Detalhe do livro Para Cima e Não Para Norte.

O Homem Plano, senhor anônimo como qualquer outro, possui casa, mulher, filho e emprego. Ele leva uma vida normal no Mundo Plano: o mundo dentro dos livros em que nada pode ser representado tridimensionalmente. O Homem Plano gosta das obras de Ian Fleming, autor da série que consagrou o agente James Bond, e é entre as obras desse autor que o Homem Plano gosta de passear com sua família, o mais rápido que conseguir, antes que algum humano feche o livro, antes que o “dia” termine – o que é uma mera expressão no Mundo Plano, tendo em vista que o tempo, para aquele mundo, inexiste.
Não é difícil se acostumar com o Homem Plano. Ele é um personagem carismático que vive entre ilustrações para que possamos compreender sua essência, seu estilo de vida. O leitor é capaz de identificar-se com essa figura que não possui rosto e cujo corpo desconhecemos. A forma, entretanto, é o que menos importa: pois o Homem Plano narra sua história divinamente – e ele tem uma problemática para resolver.
Um belo dia, o Homem Plano depara-se com uma “letra” diferente em uma das aventuras do James Bond.
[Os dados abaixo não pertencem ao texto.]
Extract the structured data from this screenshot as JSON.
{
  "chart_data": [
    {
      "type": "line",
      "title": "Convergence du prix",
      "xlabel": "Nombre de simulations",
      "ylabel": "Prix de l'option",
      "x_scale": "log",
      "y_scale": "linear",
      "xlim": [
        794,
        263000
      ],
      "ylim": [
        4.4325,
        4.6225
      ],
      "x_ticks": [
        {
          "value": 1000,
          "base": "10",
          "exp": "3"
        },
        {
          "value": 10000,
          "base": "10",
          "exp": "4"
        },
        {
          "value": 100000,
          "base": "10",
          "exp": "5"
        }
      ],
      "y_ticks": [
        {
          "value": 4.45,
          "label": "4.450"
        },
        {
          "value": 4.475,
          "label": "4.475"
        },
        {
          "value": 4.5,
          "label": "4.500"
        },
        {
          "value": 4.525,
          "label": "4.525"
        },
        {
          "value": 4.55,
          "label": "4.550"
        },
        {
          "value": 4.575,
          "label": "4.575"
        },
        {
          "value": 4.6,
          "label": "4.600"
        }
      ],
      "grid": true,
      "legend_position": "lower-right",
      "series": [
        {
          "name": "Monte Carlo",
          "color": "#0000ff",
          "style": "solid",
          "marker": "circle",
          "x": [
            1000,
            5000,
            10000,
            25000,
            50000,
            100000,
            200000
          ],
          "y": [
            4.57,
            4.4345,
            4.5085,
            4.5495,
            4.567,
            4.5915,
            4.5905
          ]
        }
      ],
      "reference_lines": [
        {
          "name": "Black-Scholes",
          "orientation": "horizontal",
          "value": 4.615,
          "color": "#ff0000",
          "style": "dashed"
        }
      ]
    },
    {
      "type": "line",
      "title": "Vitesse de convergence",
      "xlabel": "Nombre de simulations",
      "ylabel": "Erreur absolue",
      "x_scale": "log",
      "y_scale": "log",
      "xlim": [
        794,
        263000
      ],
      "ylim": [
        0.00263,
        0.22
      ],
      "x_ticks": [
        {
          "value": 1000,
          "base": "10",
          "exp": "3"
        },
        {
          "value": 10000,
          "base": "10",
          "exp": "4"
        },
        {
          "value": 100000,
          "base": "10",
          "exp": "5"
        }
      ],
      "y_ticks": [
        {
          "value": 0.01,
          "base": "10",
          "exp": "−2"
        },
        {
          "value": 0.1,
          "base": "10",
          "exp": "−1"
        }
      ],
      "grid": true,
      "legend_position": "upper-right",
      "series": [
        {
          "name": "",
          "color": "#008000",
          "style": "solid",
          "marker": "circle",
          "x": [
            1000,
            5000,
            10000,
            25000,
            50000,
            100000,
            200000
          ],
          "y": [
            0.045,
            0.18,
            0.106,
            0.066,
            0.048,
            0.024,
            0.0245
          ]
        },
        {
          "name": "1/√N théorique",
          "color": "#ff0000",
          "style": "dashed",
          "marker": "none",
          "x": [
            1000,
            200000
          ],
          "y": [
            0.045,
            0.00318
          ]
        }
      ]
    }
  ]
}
Trata-se de uma impressão digital.

“Nenhuma das informações parecia relevante a não ser o facto de a letra misteriosa ser mencionada como estando em vários sítios ao mesmo tempo: no suspeito, na arma, no local do crime, na vítima, num cinzeiro, num telefone, e o facto de esta letra se encontrar em tantos sítios e de isso provar que o suspeito também lá tinha estado.”

Ele enxerga aquela novidade no meio do texto e, naturalmente, sente-se atraído pelo desconhecido. Precisa saber cada vez mais o que aquilo significa, para quê serve e qual o motivo de estar ali. E então, o Homem Plano descobre que a humanidade não é fruto dos livros, a humanidade existe e, junto com ela, há um mundo lá fora definido por ele como Mundo Espacial. O Homem Plano não se cabe em tanta filosofia, pois descobriu a si mesmo como mero objeto para que os Homens Espaciais o vejam. Ele expõe a sua nova noção das coisas no Mundo Plano e é preso como “rebelde”.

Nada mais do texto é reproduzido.